La distorsion des relations entre Blancs et Noirs au Kenya

Cet article fait partie d’une série que j’ai écrite en 2007 lors d’un séjour de 5 mois au Kenya.

Voilà donc la fameuse question que je me pose régulièrement depuis mon arrivée au Kenya : « Mais qui va payer ? ».

Lorsque nous buvons un coup à Lunga Lunga, lorsque nous mangeons à Ukunda, ou encore lorsque nous déjeunons à Msambweni, je m’interroge. Mais le plus mystérieux, c’est que je semble toujours être le seul à ne pas savoir que, naturellement, c’est moi qui vais payer ! J’ai donc fini par comprendre quelle était la terrible destinée du Mzungu au Kenya : il paye l’addition.

Évidemment, les Blancs que l’on croise dans le coin sont le plus souvent des touristes, qui ont donc eu les moyens d’acheter le billet d’avion pour l’Afrique (environ 900 € aller-retour). Ils sont alors en général plutôt aisés, et à cela s’ajoute le fait que leur pouvoir d’achat est très nettement augmenté au Kenya. Ainsi, un Européen même moyen, qui aura eu de quoi s’acheter un appareil photo dans son pays, sera forcément très riche aux yeux d’un Kenyan pour lequel cet appareil coûterait un mois de salaire.

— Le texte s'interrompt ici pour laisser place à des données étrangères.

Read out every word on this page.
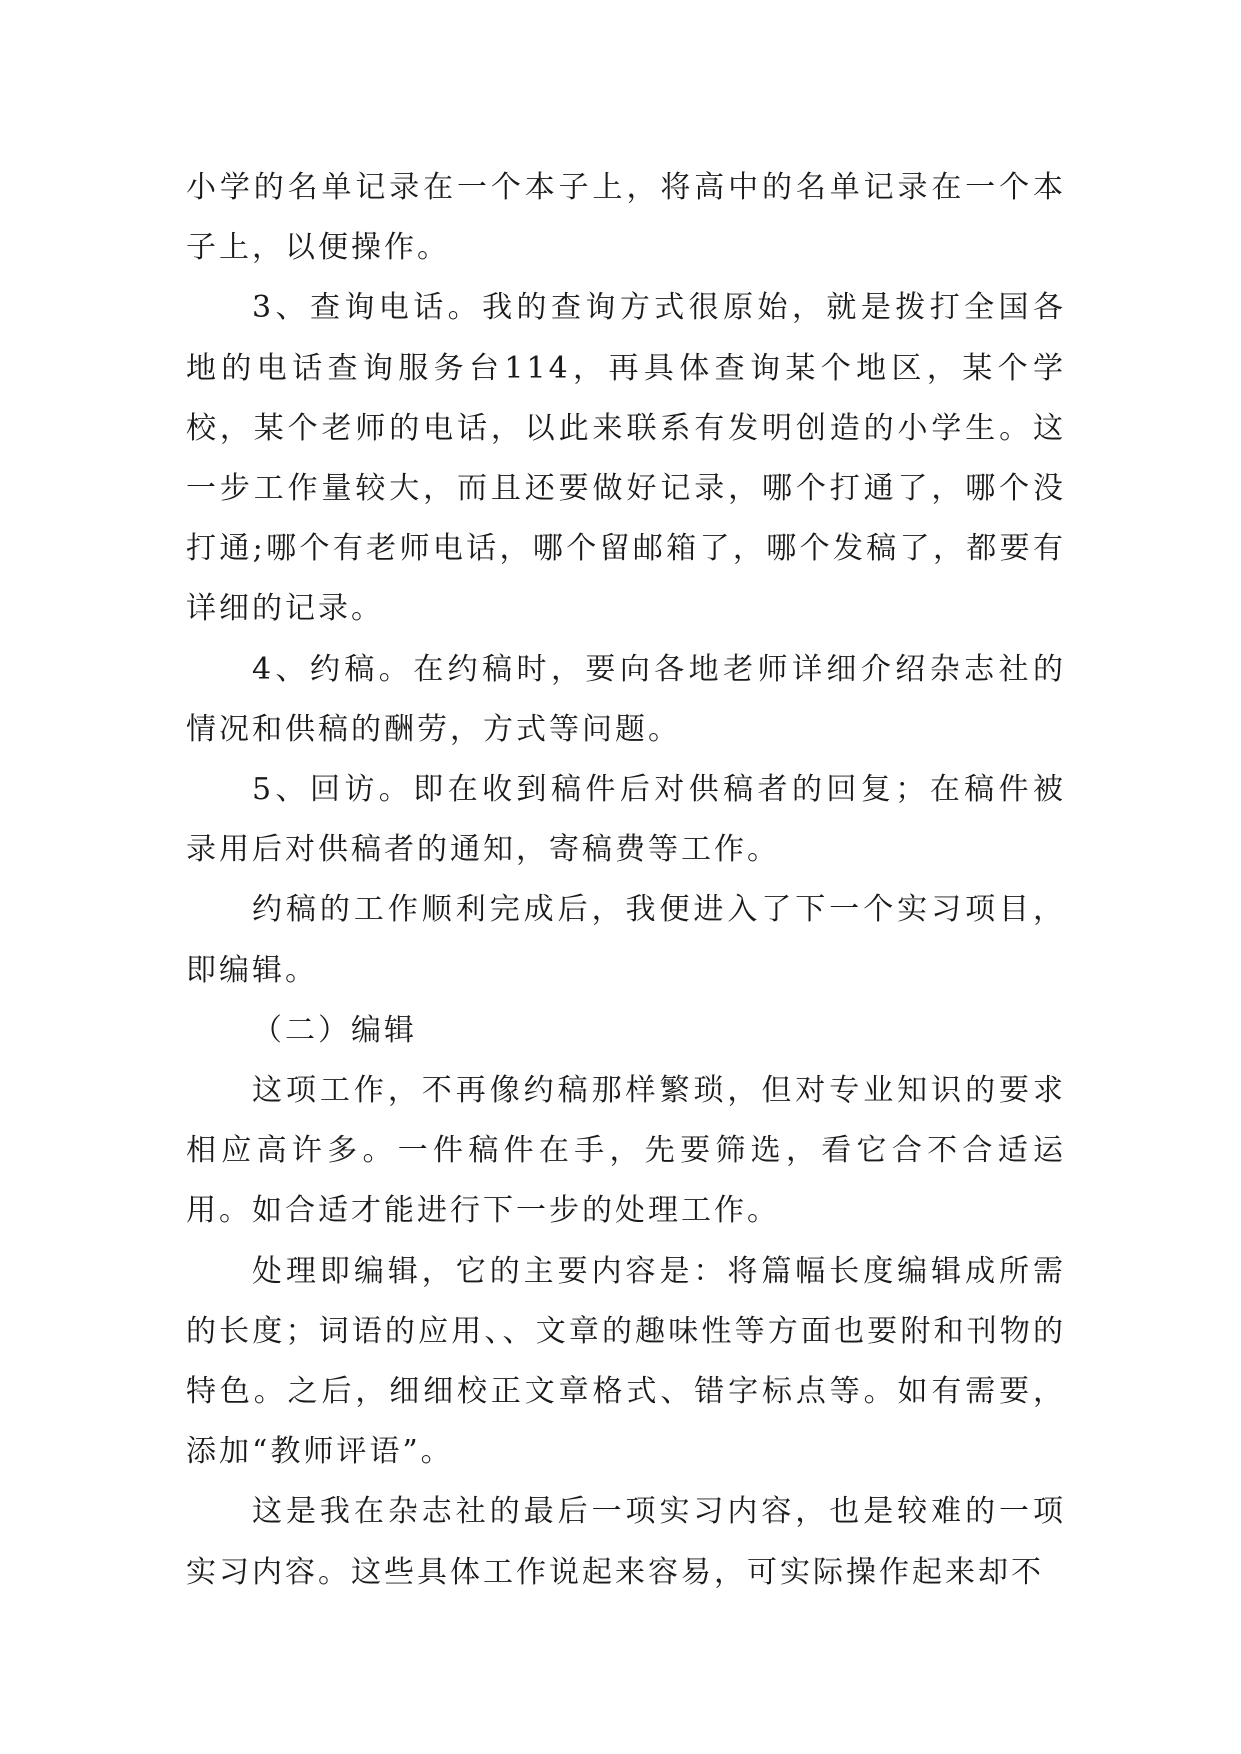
小学的名单记录在一个本子上，将高中的名单记录在一个本子上，以便操作。

3、查询电话。我的查询方式很原始，就是拨打全国各地的电话查询服务台114，再具体查询某个地区，某个学校，某个老师的电话，以此来联系有发明创造的小学生。这一步工作量较大，而且还要做好记录，哪个打通了，哪个没打通;哪个有老师电话，哪个留邮箱了，哪个发稿了，都要有详细的记录。

4、约稿。在约稿时，要向各地老师详细介绍杂志社的情况和供稿的酬劳，方式等问题。

5、回访。即在收到稿件后对供稿者的回复；在稿件被录用后对供稿者的通知，寄稿费等工作。

约稿的工作顺利完成后，我便进入了下一个实习项目，即编辑。

（二）编辑

这项工作，不再像约稿那样繁琐，但对专业知识的要求相应高许多。一件稿件在手，先要筛选，看它合不合适运用。如合适才能进行下一步的处理工作。

处理即编辑，它的主要内容是：将篇幅长度编辑成所需的长度；词语的应用、、文章的趣味性等方面也要附和刊物的特色。之后，细细校正文章格式、错字标点等。如有需要，添加“教师评语”。

这是我在杂志社的最后一项实习内容，也是较难的一项实习内容。这些具体工作说起来容易，可实际操作起来却不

Les Blancs sont donc tous riches, et les riches payent… Voilà pourquoi mes collègues kenyans s’attendent à ce que je paye le plus souvent la totalité de l’addition, parfois sans aucune participation de leur part, et sans pour autant me le demander clairement.

La situation n’est donc pas facile à gérer, car si j’accepte de tout payer, alors c’est qu’en effet, je suis riche, et si je ne paye pas, alors c’est que je suis avare, puisque je suis riche… Je pense qu’il s’agit d’un des aspects les plus difficiles à vivre ici lorsque l’on est blanc.

Comment savoir si je suis pour eux un simple porte-monnaie ou un peu plus que ça ? Est-il normal de payer systématiquement pour des gens que je ne connais que depuis quelques semaines ? Mais serait-il normal de refuser de payer alors que mon pouvoir d’achat est augmenté sans pour autant que je le mérite ? Après tout, mon pays a bien construit sa richesse sur le dos de bien d’autres pays…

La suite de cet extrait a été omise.